Orak wasted no time to explain, “Mars’ atmosphere is made of carbon dioxide. It is also thinner than Earth’s atmosphere. Humans can’t breathe in thin air.
If astronauts were sent to the red planet, they would have to carry their own oxygen. It will also be required in rocket fuels to carry the astronauts back home.

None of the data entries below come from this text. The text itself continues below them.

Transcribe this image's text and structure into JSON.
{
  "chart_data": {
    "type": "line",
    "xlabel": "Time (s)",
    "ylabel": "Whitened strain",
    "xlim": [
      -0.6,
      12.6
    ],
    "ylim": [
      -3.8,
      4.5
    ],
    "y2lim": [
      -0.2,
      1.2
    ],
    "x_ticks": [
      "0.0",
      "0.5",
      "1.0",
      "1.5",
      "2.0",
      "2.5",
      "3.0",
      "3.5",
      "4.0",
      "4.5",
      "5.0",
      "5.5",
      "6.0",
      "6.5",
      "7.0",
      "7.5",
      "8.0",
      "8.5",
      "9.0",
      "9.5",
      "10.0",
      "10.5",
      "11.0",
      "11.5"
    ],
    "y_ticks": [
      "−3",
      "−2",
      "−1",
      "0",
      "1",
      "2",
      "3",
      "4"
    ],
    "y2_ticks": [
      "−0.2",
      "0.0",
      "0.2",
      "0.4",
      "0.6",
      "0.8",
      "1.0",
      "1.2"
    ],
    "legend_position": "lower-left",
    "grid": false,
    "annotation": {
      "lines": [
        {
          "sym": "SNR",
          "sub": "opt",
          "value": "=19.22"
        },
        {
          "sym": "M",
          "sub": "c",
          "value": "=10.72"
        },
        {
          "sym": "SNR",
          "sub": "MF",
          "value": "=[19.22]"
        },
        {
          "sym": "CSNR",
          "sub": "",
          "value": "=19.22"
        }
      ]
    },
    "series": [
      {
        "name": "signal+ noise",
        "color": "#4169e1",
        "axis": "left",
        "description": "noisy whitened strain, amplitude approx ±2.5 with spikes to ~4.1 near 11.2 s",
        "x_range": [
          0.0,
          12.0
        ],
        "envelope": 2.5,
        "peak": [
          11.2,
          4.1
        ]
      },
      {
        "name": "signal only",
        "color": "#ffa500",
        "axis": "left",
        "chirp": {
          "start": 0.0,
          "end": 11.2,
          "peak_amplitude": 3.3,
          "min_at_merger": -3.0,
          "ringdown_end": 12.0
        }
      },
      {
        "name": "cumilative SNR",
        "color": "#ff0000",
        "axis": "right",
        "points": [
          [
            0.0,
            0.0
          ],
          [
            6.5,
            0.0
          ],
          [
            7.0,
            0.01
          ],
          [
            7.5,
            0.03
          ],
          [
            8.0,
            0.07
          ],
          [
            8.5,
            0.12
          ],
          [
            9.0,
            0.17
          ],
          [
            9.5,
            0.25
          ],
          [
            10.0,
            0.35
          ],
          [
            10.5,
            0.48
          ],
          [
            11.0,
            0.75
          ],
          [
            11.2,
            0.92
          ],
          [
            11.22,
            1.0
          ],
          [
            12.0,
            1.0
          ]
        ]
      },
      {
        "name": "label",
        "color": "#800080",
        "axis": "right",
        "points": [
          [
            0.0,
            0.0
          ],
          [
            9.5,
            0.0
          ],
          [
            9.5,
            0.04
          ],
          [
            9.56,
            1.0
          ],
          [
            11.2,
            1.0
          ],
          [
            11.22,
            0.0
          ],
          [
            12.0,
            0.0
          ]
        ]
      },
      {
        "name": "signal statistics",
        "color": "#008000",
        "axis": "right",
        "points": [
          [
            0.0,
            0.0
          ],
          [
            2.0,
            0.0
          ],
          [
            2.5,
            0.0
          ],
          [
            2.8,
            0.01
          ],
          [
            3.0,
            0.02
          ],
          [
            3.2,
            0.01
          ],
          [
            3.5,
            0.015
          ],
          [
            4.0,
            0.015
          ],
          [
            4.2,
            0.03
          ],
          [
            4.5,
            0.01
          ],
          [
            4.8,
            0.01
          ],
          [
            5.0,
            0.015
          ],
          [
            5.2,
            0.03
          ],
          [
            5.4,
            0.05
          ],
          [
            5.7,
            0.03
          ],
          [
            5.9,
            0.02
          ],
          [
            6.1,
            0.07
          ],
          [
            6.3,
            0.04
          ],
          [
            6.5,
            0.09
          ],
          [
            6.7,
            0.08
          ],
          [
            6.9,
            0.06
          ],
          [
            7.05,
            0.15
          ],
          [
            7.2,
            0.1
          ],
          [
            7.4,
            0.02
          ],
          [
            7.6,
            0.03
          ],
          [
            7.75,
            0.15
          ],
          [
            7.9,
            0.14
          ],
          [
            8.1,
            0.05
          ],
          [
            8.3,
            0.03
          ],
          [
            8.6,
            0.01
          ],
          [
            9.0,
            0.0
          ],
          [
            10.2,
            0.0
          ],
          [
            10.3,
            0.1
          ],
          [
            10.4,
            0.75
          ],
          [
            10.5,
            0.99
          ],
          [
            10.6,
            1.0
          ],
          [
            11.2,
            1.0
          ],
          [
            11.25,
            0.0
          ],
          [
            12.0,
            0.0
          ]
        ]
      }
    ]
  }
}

According to NASA’s estimates, to transport four astronauts back to Earth would take 25 tonnes of oxygen!”
“That would be so expensive to carry,” Verum replied, “not to mention the limited capacity of rockets.”
“Yes,” Orak replied, “Scientists needed a solution to make Mars’ air breathable. So, they sent an experimental device onboard Perseverance to the red planet.
It is a toaster-size instrument known as the Mars Oxygen In-Situ Resource Utilization Experiment or MOXIE.”
“Carbon dioxide is made of one atom of carbon and two atoms of oxygen,” Orak replied.
“MOXIE takes in carbon dioxide from the atmosphere and heats it to 800°C. Due to the high temperature, oxygen atoms separate from carbon dioxide atoms, forming oxygen. The waste material created during the process – carbon monoxide, is released back into the atmosphere.
On April 20, 2021, MOXIE conducted its first test. It produced 5 grams of oxygen or 10 minutes of breathable air for an astronaut,” Orak said.
“However,” Orak added, “MOXIE can produce only 10 grams of oxygen per hour. Scientists plan to develop the technology to make it faster and more efficient.”
“MOXIE will run nine more experiments to test its oxygen-producing capacity in different Martian seasons and atmospheric changes,” Orak concluded.